Which SDK do we need to buy for making a image PDF to a text PDF

  • November 7, 2016
  • 2 replies
  • 3776 views

Hi all,

Our requirements are very simple. We have numerous PDFs which are basically scanned copies of the letters that contain text and images. We want to convert them into searchable PDF without losing the document layout and other real image content like logos or pictures. We want to do it programmatically using Acrobate SDK or API and NOT using the Adobe Acrobat Pro DC viewer application. Please let me know which Acrobat SDK do we need to get. Old forums suggest SDKs like Capture or PDF Library or Acrobat SDK or LiveCycle ES. I am not sure which one of these SDKs do we need. These SDKs come with numerous additional functionalities that we don't even need. is there a basic SDK that we can buy for our simple requirement?

Regards,

Viral Sheth

This topic has been closed for replies.
Correct answer Joel Geraci

Thanks Joel once again. But ABBYY is a third party library. Doesn't Adobe provide its own set of SDK or libraries to perform OCR on PDFs? I am really surprised that nobody from Adobe's sales team has even tried to approach a potential customer like me. Now I am kind of skeptical of how responsive their tech support team would be. I am trying some other products as well. Those vendors are actively in touch with me as soon as they saw a potential customer in me.


Lov435:

While I understand your frustration, I can tell you from experience (I helped launch Acrobat Capture and it's API) that when Adobe tried to supply PDF OCR capabilities, nearly everyone we talked to wanted to replace the built in OCR engine with their own... and the Adobe engine was really good... but OCR is one of those things that people have strong opinions about. By Adobe licensing the PDF Library to multiple 3rd party OCR developers, you're able to get the best of both worlds. You get to have some competition and choice in the actual OCR space while still getting Adobe technology when the resulting PDF file is created.

2 replies

Joel Geraci
Community Expert
Community Expert
November 10, 2016

The Adobe PDF Library would be the tool you'd use to get at the images and then insert any recognized text back into the PDF but you're pretty much on your own to find a library that will deconstruct the page and perform the OCR.

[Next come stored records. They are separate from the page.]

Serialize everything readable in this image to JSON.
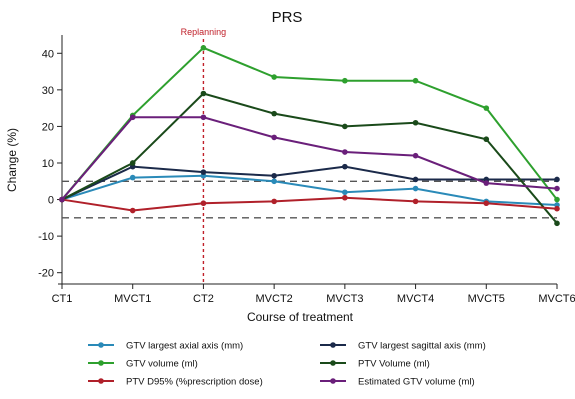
{
  "chart_data": {
    "type": "line",
    "title": "PRS",
    "xlabel": "Course of treatment",
    "ylabel": "Change (%)",
    "categories": [
      "CT1",
      "MVCT1",
      "CT2",
      "MVCT2",
      "MVCT3",
      "MVCT4",
      "MVCT5",
      "MVCT6"
    ],
    "ylim": [
      -22,
      45
    ],
    "yticks": [
      -20,
      -10,
      0,
      10,
      20,
      30,
      40
    ],
    "grid": false,
    "legend_position": "bottom",
    "reference_lines": [
      5,
      -5
    ],
    "annotation": {
      "text": "Replanning",
      "at_category": "CT2",
      "color": "#c0202a"
    },
    "series": [
      {
        "name": "GTV largest axial axis (mm)",
        "color": "#2a8ab8",
        "values": [
          0,
          6,
          6.5,
          5,
          2,
          3,
          -0.5,
          -1.5
        ]
      },
      {
        "name": "GTV largest sagittal axis (mm)",
        "color": "#1b2a4a",
        "values": [
          0,
          9,
          7.5,
          6.5,
          9,
          5.5,
          5.5,
          5.5
        ]
      },
      {
        "name": "GTV volume (ml)",
        "color": "#2ea02e",
        "values": [
          0,
          23,
          41.5,
          33.5,
          32.5,
          32.5,
          25,
          0
        ]
      },
      {
        "name": "PTV Volume (ml)",
        "color": "#1a4a1a",
        "values": [
          0,
          10,
          29,
          23.5,
          20,
          21,
          16.5,
          -6.5
        ]
      },
      {
        "name": "PTV D95% (%prescription dose)",
        "color": "#b0202a",
        "values": [
          0,
          -3,
          -1,
          -0.5,
          0.5,
          -0.5,
          -1,
          -2.5
        ]
      },
      {
        "name": "Estimated GTV volume (ml)",
        "color": "#6a1f7a",
        "values": [
          0,
          22.5,
          22.5,
          17,
          13,
          12,
          4.5,
          3
        ]
      }
    ]
  }
}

http://www.datalogics.com/products/pdf/pdflibrary/ 

J-

November 10, 2016

Thanks Joel for the answer. Can you please explain what you mean by "deconstruct the page and perform the OCR"? What kind of output is the Adobe PDF Library capable of generating? E.g if I call its API method on a PDF file, will it produce a text file with the text extracted out of the PDF? Won't it produce another PDF file with the text portion of the image within the PDF converted to a searchable text form?

Joel Geraci
Community Expert
Community Expert
November 10, 2016

Ok - You have a document that is composed of just scanned pages. The PDF Library can give you access to these images but only know that the object is an image. It doesn't know what it's an image of. You'd take this image and pass it to another library that can perform the OCR, that library would examine the image, separate out the parts that are readable text and (your term) "real image content". The output of that library can then be used to reconstruct a PDF that has searchable text and images.

ABBYY use the Adobe PDF Library in their tools to do just that and they have an SDK version.

OCR, PDF, Text Scanning Software and Solutions - ABBYY  

November 9, 2016

Nobody knows the answer of this question?